President Joe Biden has yet another inflation scapegoat: the war in Ukraine. On March 10, in response to new data showing year-on-year inflation hitting 7.9%, Biden characterized the jump as “Putin’s price hike,” pinning 14 months of inflation on a 2-week-old war.
This administration needs to quit the excuses and get to work reversing the trillion-dollar deficits, the war on energy and supply chains, and the bumbling mandates, regulations, and subsidies that drive up prices and drain Americans’ pockets.
When Biden took office 14 long months ago, inflation was running at a 3% annual rate, and prices had risen just 1.4% during the previous year under President Donald Trump. Almost immediately, the administration and its allies in Congress got to work for the activists who installed them, pushing trillion-dollar spending bill and ham-handed executive orders targeting, above all, energy. These drove inflation to 7.9% year-on-year—a 40-year high—long before Russian President Vladimir Putin’s war ever began.
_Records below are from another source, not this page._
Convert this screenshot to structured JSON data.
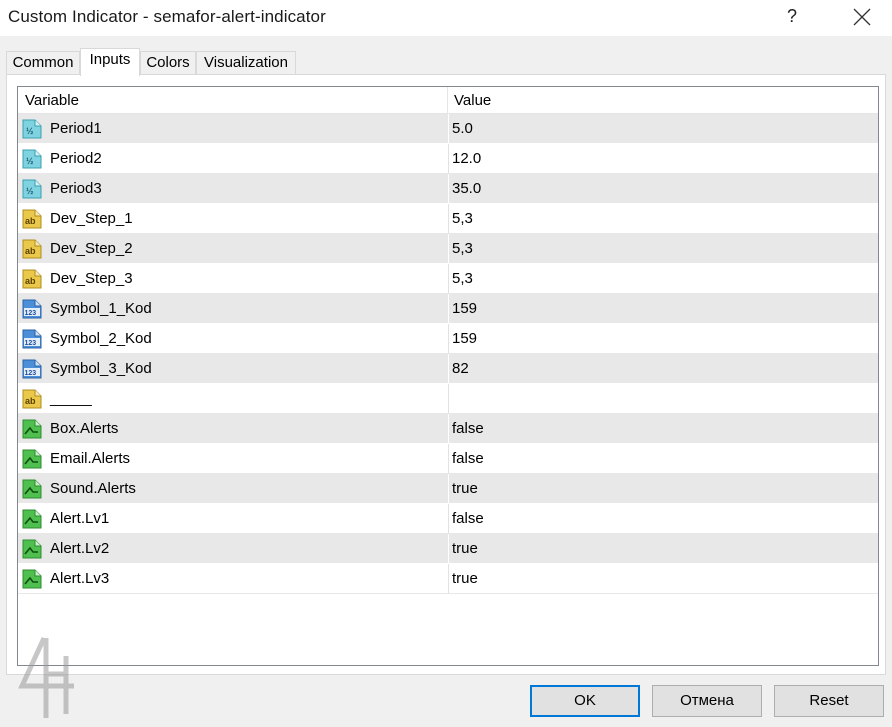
{
  "window": {
    "title": "Custom Indicator - semafor-alert-indicator",
    "help_label": "?"
  },
  "tabs": [
    {
      "label": "Common",
      "active": false
    },
    {
      "label": "Inputs",
      "active": true
    },
    {
      "label": "Colors",
      "active": false
    },
    {
      "label": "Visualization",
      "active": false
    }
  ],
  "grid": {
    "headers": {
      "variable": "Variable",
      "value": "Value"
    },
    "rows": [
      {
        "icon": "double-icon",
        "name": "Period1",
        "value": "5.0"
      },
      {
        "icon": "double-icon",
        "name": "Period2",
        "value": "12.0"
      },
      {
        "icon": "double-icon",
        "name": "Period3",
        "value": "35.0"
      },
      {
        "icon": "string-icon",
        "name": "Dev_Step_1",
        "value": "5,3"
      },
      {
        "icon": "string-icon",
        "name": "Dev_Step_2",
        "value": "5,3"
      },
      {
        "icon": "string-icon",
        "name": "Dev_Step_3",
        "value": "5,3"
      },
      {
        "icon": "integer-icon",
        "name": "Symbol_1_Kod",
        "value": "159"
      },
      {
        "icon": "integer-icon",
        "name": "Symbol_2_Kod",
        "value": "159"
      },
      {
        "icon": "integer-icon",
        "name": "Symbol_3_Kod",
        "value": "82"
      },
      {
        "icon": "string-icon",
        "name": "_____",
        "value": ""
      },
      {
        "icon": "bool-icon",
        "name": "Box.Alerts",
        "value": "false"
      },
      {
        "icon": "bool-icon",
        "name": "Email.Alerts",
        "value": "false"
      },
      {
        "icon": "bool-icon",
        "name": "Sound.Alerts",
        "value": "true"
      },
      {
        "icon": "bool-icon",
        "name": "Alert.Lv1",
        "value": "false"
      },
      {
        "icon": "bool-icon",
        "name": "Alert.Lv2",
        "value": "true"
      },
      {
        "icon": "bool-icon",
        "name": "Alert.Lv3",
        "value": "true"
      }
    ]
  },
  "buttons": {
    "ok": "OK",
    "cancel": "Отмена",
    "reset": "Reset"
  },
  "colors": {
    "accent": "#0078d7",
    "row_alt": "#e8e8e8",
    "double_icon": "#7fd3e0",
    "string_icon": "#e9c84a",
    "integer_icon": "#4a8fd8",
    "bool_icon": "#4fc04f"
  }
}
Indeed, this administration has put the American economy on such fragile footing, particularly in energy, that it’s entirely possible that Ukraine could drive prices even higher, as Biden’s anti-energy policies starve the domestic production that could have easily replaced Russian imports.
And so, once again, Biden takes regular crises and turns them into severe crises, then pulls a “c’mon man” when the bill comes due.
The scapegoating is nothing new. For over a year now, Biden’s handlers have been cycling through excuses. First it was COVID-19, then lockdowns, then online shopping. Even global warming made an appearance. After denial comes anger, so it was greedy oil companies, greedy grocery stores, greedy meatpackers to blame for inflation. By Christmas, it was greedy families buying exercise bikes.
Absent from the parade of excuses is what’s actually driving inflation: $6 trillion in deficit spending crashing into supply chains, and energy production crippled by green mandates, labor restrictions, and handouts that took millions of workers off the job when we needed them most.
Biden decimated domestic oil production, stood by while unions held West Coast ports hostage, and threatened vaccine mandates to throw millions more out of work.
As for Ukraine, when Putin invaded on Feb. 23, 2022, annual inflation in the U.S. was already at 7.5%. Indeed, it had taken off immediately after Biden assumed office, 13 long months before Putin rolled his dice.
While 7.9% is a 40-year high, inflation has been much worse in areas where Biden’s regulatory insanity and helicopter money hit hardest: energy, shipping, and supply chains. These hit working Americans much harder, so they’ve driven a lot of the anger. Take energy: before Putin ever invaded, Biden had driven American energy prices up by 25.6%—roughly four times core inflation. How? By slashing domestic production.
Biden imposed moratoria on gas leases, canceled the Keystone XL pipeline, and even threatened oil executives with prison for global warming. Just last October, all long before Ukraine, congressional Democrats demanded CEOs of Exxon, BP, Shell, and Chevron tell what steps they’re taking to produce less oil and gas. The White House had actually scheduled a follow-up to threaten the CEOs some more, but canceled last minute as gasoline passed $5, ruining the optics of pressuring oil companies to produce less.
In actual numbers, domestic production dropped by almost a third compared to the Trump-era annual trends in domestic production. That one-third drop represents several times what Russia exports to the U.S. In sum, Biden did everything possible to shut domestic supply, leaving America vulnerable to whatever dictator is on a rampage this week, from Russia to Venezuela to Saudi Arabia.
Far beyond oil, Biden’s anti-production policies and reckless spending have rendered great swatches of our economy fragile, making even Wall Street nervous—Goldman Sachs recently estimated up to a 35% chance of a recession in 2022. If that happens, we will have stagflation for the first time in nearly 50 years.
Biden needs to:
- Quit playing blame games and man up on inflation, so the rest of the economy can recover.
- Cut the deficit spending that overwhelms suppliers and lures people out of the labor force, pushing the Federal Reserve into a no-win choice between inflation and a recession that could engender another financial crisis.
- End the regulatory war on energy and supply chains that continues to sideline millions of barrels of oil and tens of thousands of trucks that we already have, but regulators won’t let us use.
This all will require Biden standing up to the activists, saying no to their demands for environmental and labor mandates, and trillions in vote-buying and crony spending paid for by working Americans.
So far, this administration has been a party for left-wing activists, and it’s been a struggle for the rest of us forced to pay for it. Generational highs in inflation, a weakening job market, and a country lurching from existential crisis to crisis is not what the American people were promised.
We should not have to endure an economy always teetering on a knife’s edge, and that’s all Biden has offered, with the excuses to go with it.